Sa conscience et sa fatigue étant d’accord, personne ne s’étonnera de ce que l’Allemand eût goûté huit heures du plus calme sommeil.

Tout en procédant à ses ablutions, il se porta vers le hublot, fit tourner sur sa charnière la vitre ronde qui l’obturait.

L’air salin de la mer se précipita par l’ouverture, emplissant la cabine de ses effluves vivifiants. Mais le personnage ne cherchait pas les joies de la respiration. Ses regards se portaient au loin.

— Plus de terre en vue, fit-il avec satisfaction. Nous devons être en plein milieu de la mer du Nord. Passez muscade. Eh ! Eh ! Miss Veuve, cherchez ma piste sur les flots mouvants.

Il riait encore en passant son veston. Mais comme il allait sortir, on frappa à la porte.

— C’est moi, père, votre Marga !

Il ouvrit. Dans l’encadrement, la blonde Allemande parut. Tout son être manifestait le mécontentement, et ses sourcils froncés, ses narines frémissantes, décelaient tout autre chose que la bonne humeur. Ces apparences ne troublèrent pas l’espion.

— Vous avez eu une idée excellente de venir, ma jolie Marga.

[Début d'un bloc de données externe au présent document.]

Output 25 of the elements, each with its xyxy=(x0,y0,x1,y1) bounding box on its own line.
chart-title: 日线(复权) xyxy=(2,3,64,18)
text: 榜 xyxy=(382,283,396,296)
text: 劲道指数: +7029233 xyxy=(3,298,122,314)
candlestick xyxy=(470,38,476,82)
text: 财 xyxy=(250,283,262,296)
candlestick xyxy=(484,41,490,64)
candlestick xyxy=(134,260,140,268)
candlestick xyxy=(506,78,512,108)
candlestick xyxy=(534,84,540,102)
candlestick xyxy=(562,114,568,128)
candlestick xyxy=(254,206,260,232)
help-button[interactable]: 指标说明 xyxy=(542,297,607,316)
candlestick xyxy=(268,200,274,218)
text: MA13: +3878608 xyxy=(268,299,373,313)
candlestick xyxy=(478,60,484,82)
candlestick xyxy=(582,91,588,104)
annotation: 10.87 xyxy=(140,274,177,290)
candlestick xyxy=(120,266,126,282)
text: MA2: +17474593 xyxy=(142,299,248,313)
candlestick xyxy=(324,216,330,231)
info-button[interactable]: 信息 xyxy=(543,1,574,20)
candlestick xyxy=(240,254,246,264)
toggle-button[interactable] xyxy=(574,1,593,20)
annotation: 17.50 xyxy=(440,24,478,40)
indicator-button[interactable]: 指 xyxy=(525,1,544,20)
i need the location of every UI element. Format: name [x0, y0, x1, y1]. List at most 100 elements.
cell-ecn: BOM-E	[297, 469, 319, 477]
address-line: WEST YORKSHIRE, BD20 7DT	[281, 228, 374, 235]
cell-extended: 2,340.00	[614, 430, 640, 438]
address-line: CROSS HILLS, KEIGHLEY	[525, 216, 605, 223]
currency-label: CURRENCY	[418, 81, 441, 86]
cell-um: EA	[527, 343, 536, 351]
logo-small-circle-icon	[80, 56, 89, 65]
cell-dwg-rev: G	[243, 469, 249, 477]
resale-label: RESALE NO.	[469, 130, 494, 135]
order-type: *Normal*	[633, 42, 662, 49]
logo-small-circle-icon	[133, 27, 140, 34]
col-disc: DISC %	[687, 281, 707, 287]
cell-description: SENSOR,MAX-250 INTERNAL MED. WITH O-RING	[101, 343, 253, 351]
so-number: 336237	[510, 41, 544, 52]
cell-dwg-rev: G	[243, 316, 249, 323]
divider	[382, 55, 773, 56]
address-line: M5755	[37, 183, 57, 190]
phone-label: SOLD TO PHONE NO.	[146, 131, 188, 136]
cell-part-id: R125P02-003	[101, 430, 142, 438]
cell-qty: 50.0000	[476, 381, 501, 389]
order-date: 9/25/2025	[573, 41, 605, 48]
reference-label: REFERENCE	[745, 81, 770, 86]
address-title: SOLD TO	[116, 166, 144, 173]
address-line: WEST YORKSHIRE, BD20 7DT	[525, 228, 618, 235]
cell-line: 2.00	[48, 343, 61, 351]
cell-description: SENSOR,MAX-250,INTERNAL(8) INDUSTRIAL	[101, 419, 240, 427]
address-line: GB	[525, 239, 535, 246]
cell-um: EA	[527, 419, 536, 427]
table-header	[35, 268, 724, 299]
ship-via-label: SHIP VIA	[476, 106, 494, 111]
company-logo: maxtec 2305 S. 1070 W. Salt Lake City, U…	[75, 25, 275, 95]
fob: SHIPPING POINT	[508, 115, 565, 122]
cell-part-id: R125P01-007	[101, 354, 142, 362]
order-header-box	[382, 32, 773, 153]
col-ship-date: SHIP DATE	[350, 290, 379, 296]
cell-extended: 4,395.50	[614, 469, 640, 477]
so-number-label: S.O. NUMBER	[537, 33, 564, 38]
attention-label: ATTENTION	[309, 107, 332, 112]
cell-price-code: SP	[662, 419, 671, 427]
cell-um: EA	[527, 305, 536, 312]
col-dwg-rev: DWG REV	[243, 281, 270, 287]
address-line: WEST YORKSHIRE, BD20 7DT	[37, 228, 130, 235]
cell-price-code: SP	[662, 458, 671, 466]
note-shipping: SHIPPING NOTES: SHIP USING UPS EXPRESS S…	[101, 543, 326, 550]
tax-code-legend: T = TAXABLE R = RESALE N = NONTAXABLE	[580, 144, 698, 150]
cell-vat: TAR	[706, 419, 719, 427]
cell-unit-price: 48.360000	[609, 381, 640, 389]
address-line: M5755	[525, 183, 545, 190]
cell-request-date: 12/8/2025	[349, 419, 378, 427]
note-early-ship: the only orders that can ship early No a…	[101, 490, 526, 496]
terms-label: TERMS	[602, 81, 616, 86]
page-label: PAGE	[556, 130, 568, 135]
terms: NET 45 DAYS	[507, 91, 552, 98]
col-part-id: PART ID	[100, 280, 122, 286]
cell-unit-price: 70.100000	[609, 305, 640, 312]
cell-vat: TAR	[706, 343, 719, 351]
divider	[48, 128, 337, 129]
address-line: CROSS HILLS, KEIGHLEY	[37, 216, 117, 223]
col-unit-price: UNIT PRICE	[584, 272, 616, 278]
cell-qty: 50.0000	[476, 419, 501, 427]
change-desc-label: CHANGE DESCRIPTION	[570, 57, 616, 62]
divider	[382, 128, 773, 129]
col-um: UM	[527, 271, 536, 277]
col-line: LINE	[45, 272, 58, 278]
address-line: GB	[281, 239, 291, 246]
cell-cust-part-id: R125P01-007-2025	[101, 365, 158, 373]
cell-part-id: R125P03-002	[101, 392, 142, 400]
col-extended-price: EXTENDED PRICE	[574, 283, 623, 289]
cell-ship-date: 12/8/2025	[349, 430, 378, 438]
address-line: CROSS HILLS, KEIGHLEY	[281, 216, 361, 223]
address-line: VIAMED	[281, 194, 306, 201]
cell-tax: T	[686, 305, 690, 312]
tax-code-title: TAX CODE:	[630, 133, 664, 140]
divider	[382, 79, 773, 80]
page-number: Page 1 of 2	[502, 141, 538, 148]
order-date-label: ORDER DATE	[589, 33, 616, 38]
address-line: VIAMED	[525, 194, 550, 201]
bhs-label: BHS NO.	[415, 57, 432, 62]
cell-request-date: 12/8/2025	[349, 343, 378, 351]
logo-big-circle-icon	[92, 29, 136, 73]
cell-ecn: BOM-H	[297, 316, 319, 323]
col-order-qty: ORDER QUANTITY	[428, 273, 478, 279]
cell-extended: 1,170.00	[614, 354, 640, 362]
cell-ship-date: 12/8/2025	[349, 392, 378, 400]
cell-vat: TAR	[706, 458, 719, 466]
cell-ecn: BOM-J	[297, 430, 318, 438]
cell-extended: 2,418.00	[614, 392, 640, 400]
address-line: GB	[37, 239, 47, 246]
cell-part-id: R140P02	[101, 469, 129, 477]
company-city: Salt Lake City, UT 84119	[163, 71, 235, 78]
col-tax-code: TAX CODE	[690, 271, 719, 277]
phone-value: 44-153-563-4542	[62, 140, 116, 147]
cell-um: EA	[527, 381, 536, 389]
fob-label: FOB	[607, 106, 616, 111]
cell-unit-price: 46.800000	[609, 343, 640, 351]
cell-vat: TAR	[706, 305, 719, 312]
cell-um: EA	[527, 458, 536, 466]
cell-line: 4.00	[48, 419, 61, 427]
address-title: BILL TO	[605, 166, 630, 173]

Elle l’interrompit sèchement :

— J’ai à vous parler. Nous avons accompagné M. Tiral et Liesel à Hambourg. Nous avons assisté à leur embarquement sur un paquebot de la Norddeutscher Lloyd, à destination des États-Unis.

— Très vrai, ma chère.

— Après quoi, vous m’avez proposé un voyage d’agrément sur ce yacht Fraulein qui se trouvait précisément dans le port de Hambourg.

— De plus en plus exact.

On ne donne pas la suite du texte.